The TikTok platform demands interaction, in a way that can be conceived of as reminiscent of demanding us to interact with Indigenous people, stories, and culture. This is not to say in an oppressive sense, though; it is showing us the fun, relatable, lighthearted aspects of Indigenous thought and perspectives. The essay gets a bit into the manipulation tactics of the internet and social media, and how it plays on the human brain psychologically. We typically “delight in repetition,” and TikTok uses repetition in showing Indigenous content based on what the user clicked on previously. Because of the way TikTok works, it is like the website is using natural, psychological human behaviour tricks to get Indigenous stories to the forefront of our minds, or to gain awareness of them by them being on TikTok’s front page. Here, Indigenous culture clashes with internet culture, or the mechanisms of social media websites — for example, privacy issues, and suggesting content based on our browsing history. Indigenous culture is brought into this algorithm of eliciting views, making Indigenous culture more exposed. Perhaps the algorithm takes over and disseminates and spreads Indigenous stories for more internet users to view. This phenomenon is like the opposite of the colonialist agenda of silencing Indigenous people — TikTok offers a space for Indigenous content to be seen and shared. While attempts have been made to silence Indigenous people, Indigenous people have also become used to being surveilled. This factors into the way they choose to use and engage with TikTok, by unapologetically sharing their viewpoints rather than hiding or holding back their unique perspective. The essay repeatedly mentions Indigenous joy, which brings a fresh perspective that many non-Indigenous people are not usually exposed to, having only been shown or educated on the hardships of Indigenous history. Bringing up Indigenous joy is refreshing and provides a welcome counterpoint to all the challenges Indigenous people have had to talk about and face. It is nice to laugh for a change, or to show that Indigenous people still like to have fun just like any other culture.

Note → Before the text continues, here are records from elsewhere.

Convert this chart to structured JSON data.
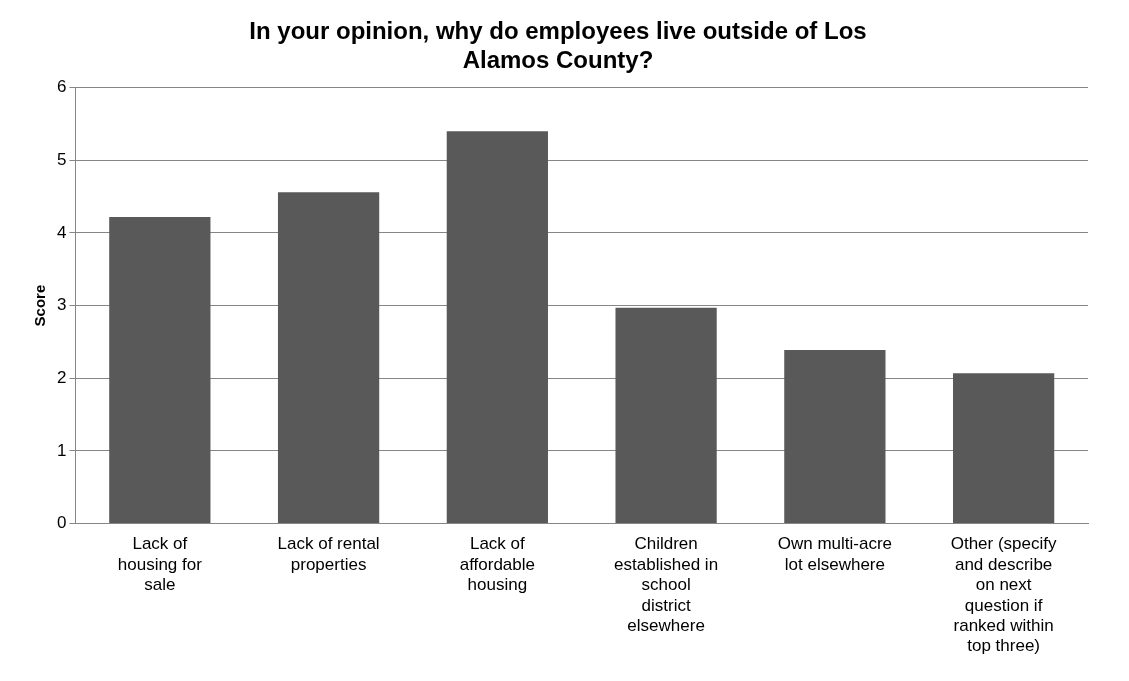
{
  "chart_data": {
    "type": "bar",
    "title": "In your opinion, why do employees live outside of Los Alamos County?",
    "ylabel": "Score",
    "categories": [
      "Lack of housing for sale",
      "Lack of rental properties",
      "Lack of affordable housing",
      "Children established in school district elsewhere",
      "Own multi-acre lot elsewhere",
      "Other (specify and describe on next question if ranked within top three)"
    ],
    "values": [
      4.22,
      4.56,
      5.4,
      2.97,
      2.39,
      2.07
    ],
    "color": "#595959",
    "ylim": [
      0,
      6
    ],
    "yticks": [
      0,
      1,
      2,
      3,
      4,
      5,
      6
    ],
    "grid": "y",
    "legend": false
  }
}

The construction of the essay itself is interesting in that it links to so many Indigenous TikToks. It is like one knowledge space holding and containing several other pieces of knowledge within it. This is similar to the concept mentioned in the lecture 2 video about physical objects holding knowledge, history, and stories — that physical objects which hold knowledge systems are an early form of today’s technologies. TikTok and other social media platforms are now places for Indigenous content creators to enact visual sovereignty. Another point mentioned in the lecture 2 video was the concept of the disappearing Indian, which reminded me of a documentary about the history of film that I watched in a previous class. The documentary addressed how artists’ portraits of Indian people or other people of other exotic cultures back when photographs were first being introduced to the public were more stylized than the real people actually looked; the artist added more costuming and decor, meanwhile in reality the people were dressed more casually. This gave an inaccurate or narrow framework for how the public perceived Indigenous people. In the present, with an abundance of modern technology, Indigenous people can now reach a wide audience with their trendy videos and memes that speak to an authentic Indigenous portrayal of life and culture.